I've always referred to these things as a collet index, but that's probably not really the right name for it. At any rate, I see them used at work in the tool room, as well as in the QA lab. This one had been sitting around unused for a couple of years so one of the tool room guys asked if I wanted to get it out of their way. Price was right, so I brought it home, thinking I might be able to figure out ways to put it to work in my dungeon.

I don't have a milling machine, but I do have a lathe and a shaper (South Bend 9A and an Atlas 7B). I also don't have an abundance of skill in this field, I can do enough to get by and keep my old motors together and running, and that's about it.

I made some T-nuts and drilled holes in the base of the spin index so I could have a simple way to clamp it down on the shaper table. Sometimes I have to machine my own fasteners, and I thought maybe the index would be an easy way to cut squares, flats, or hexes on the shaper.

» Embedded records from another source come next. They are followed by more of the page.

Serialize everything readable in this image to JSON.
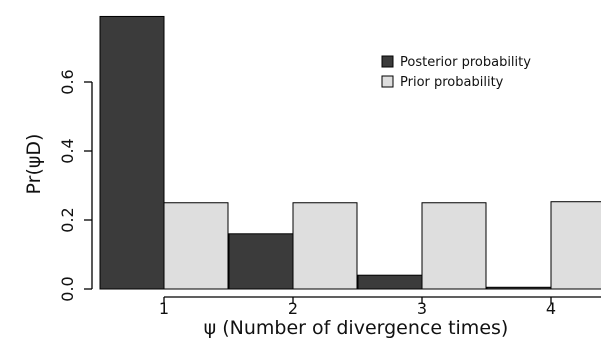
{
  "chart_data": {
    "type": "bar",
    "xlabel": "ψ (Number of divergence times)",
    "ylabel": "Pr(ψD)",
    "categories": [
      "1",
      "2",
      "3",
      "4"
    ],
    "series": [
      {
        "name": "Posterior probability",
        "color": "#3b3b3b",
        "values": [
          0.79,
          0.16,
          0.04,
          0.005
        ]
      },
      {
        "name": "Prior probability",
        "color": "#dedede",
        "values": [
          0.25,
          0.25,
          0.25,
          0.253
        ]
      }
    ],
    "ylim": [
      0,
      0.8
    ],
    "yticks": [
      "0.0",
      "0.2",
      "0.4",
      "0.6"
    ],
    "legend_position": "top-right",
    "grid": false
  }
}
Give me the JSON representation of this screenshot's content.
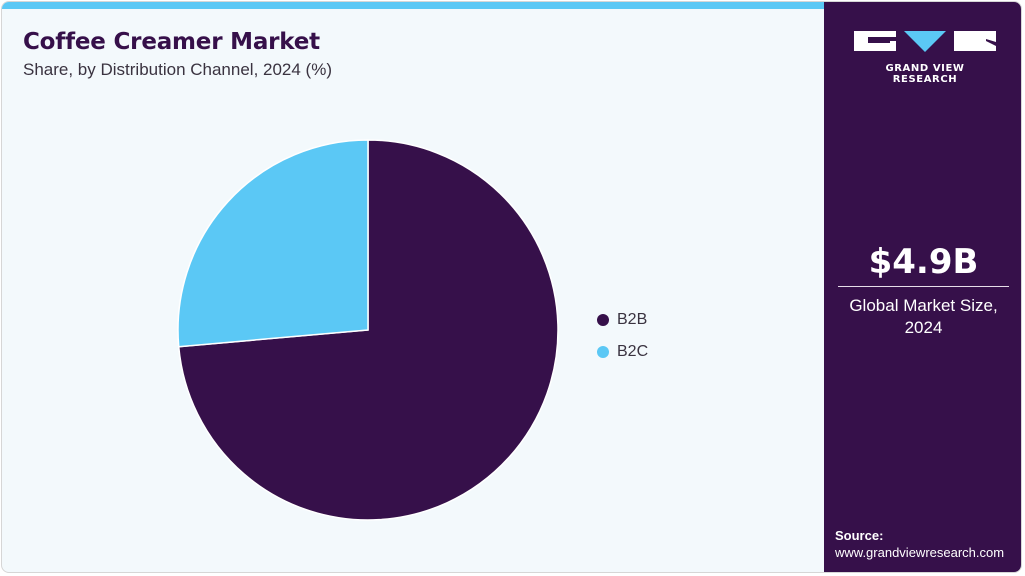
{
  "header": {
    "title": "Coffee Creamer Market",
    "subtitle": "Share, by Distribution Channel, 2024 (%)"
  },
  "colors": {
    "b2b": "#36104a",
    "b2c": "#5bc8f5",
    "accent_bar": "#5bc8f5",
    "sidebar_bg": "#36104a",
    "background": "#f3f9fc"
  },
  "legend": {
    "items": [
      {
        "label": "B2B",
        "color": "#36104a"
      },
      {
        "label": "B2C",
        "color": "#5bc8f5"
      }
    ]
  },
  "sidebar": {
    "brand": "GRAND VIEW RESEARCH",
    "metric_value": "$4.9B",
    "metric_label_line1": "Global Market Size,",
    "metric_label_line2": "2024",
    "source_label": "Source:",
    "source_url": "www.grandviewresearch.com"
  },
  "chart_data": {
    "type": "pie",
    "title": "Coffee Creamer Market",
    "subtitle": "Share, by Distribution Channel, 2024 (%)",
    "categories": [
      "B2B",
      "B2C"
    ],
    "values": [
      73.6,
      26.4
    ],
    "colors": [
      "#36104a",
      "#5bc8f5"
    ],
    "start_angle": "12 o'clock",
    "direction": "clockwise",
    "legend_position": "right",
    "data_labels": false
  }
}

Then I figured out that by taking 3/16" off the index base, the axis od the collet  spindle would line up perfectly with the spindle of the South Bend  lathe, so after shaving the base off on a Bridgeport at the plant, I machined an adapter to allow it  to mount onto the compound slide. I've used it a couple of times for  milling keyways in propeller shafts for antique outboard motor projects  I'm working on. I like it because I don't have to measure anything to  line up the centre of any shaft, as long as it fits in the collet, the  tool in the spindle is always lined up with the centreline of the work  piece. If I have to hack out a keyway or slot, I use a micrometer adjustable stop to control the depth. In this case, I was milling a 3/32" key slot so I had to take it pretty easy on the depth of each pass.





It works OK for me, it's not fast or terribly efficient time-wise, but it seems to be accurate enough. There's probably better ways to do this, even without a Bridgeport handy, but I'm never in a rush anyway, those 1914 era boat motors don't seem to anxious to get away before they get all their parts put back on.

Best,
T2


----------



## xalky (Mar 1, 2014)

Those spin indexes are great to have around. They're cheap and versatile. Because they're so cheap, you don't mind hacking one up a bit, to suit your needs. I've seen some guys do some pretty amazing things with spin indexes. )


----------



## uncle harry (Mar 1, 2014)

Those 1914 outboard motors weren't fast enough to get away.  Nice personification though.


----------



## DennisK (Mar 19, 2014)

What a great idea! You've made yourself,in effect, somewhat of a horizontal milling machine for round stock. I just love coming to this forum and seeing all the brilliant ideas that people come up with while "thinking outside the box".


----------



## Dutch (Apr 14, 2014)

outboardguy44 said:


> I also don't have an abundance of skill in this field,



I've been a home machinist for over 30 years and I never thought of using that spin fixture on a shaper or lathe like that and I do have a South Bend shaper. You say you don't have an abundance of skill but I would say you have an abundance of imagination and you have an innovative eye for adaptation. Those attributes are worth more than simple skill, IMO.

Dutch


----------



## llarson (Apr 14, 2014)

That is one nifty idea, sure pays to watch out for other peoples/places castoffs/surpluses. Thanks.


----------



## dualquad (Apr 27, 2014)

Very nice, thanks for sharing!


----------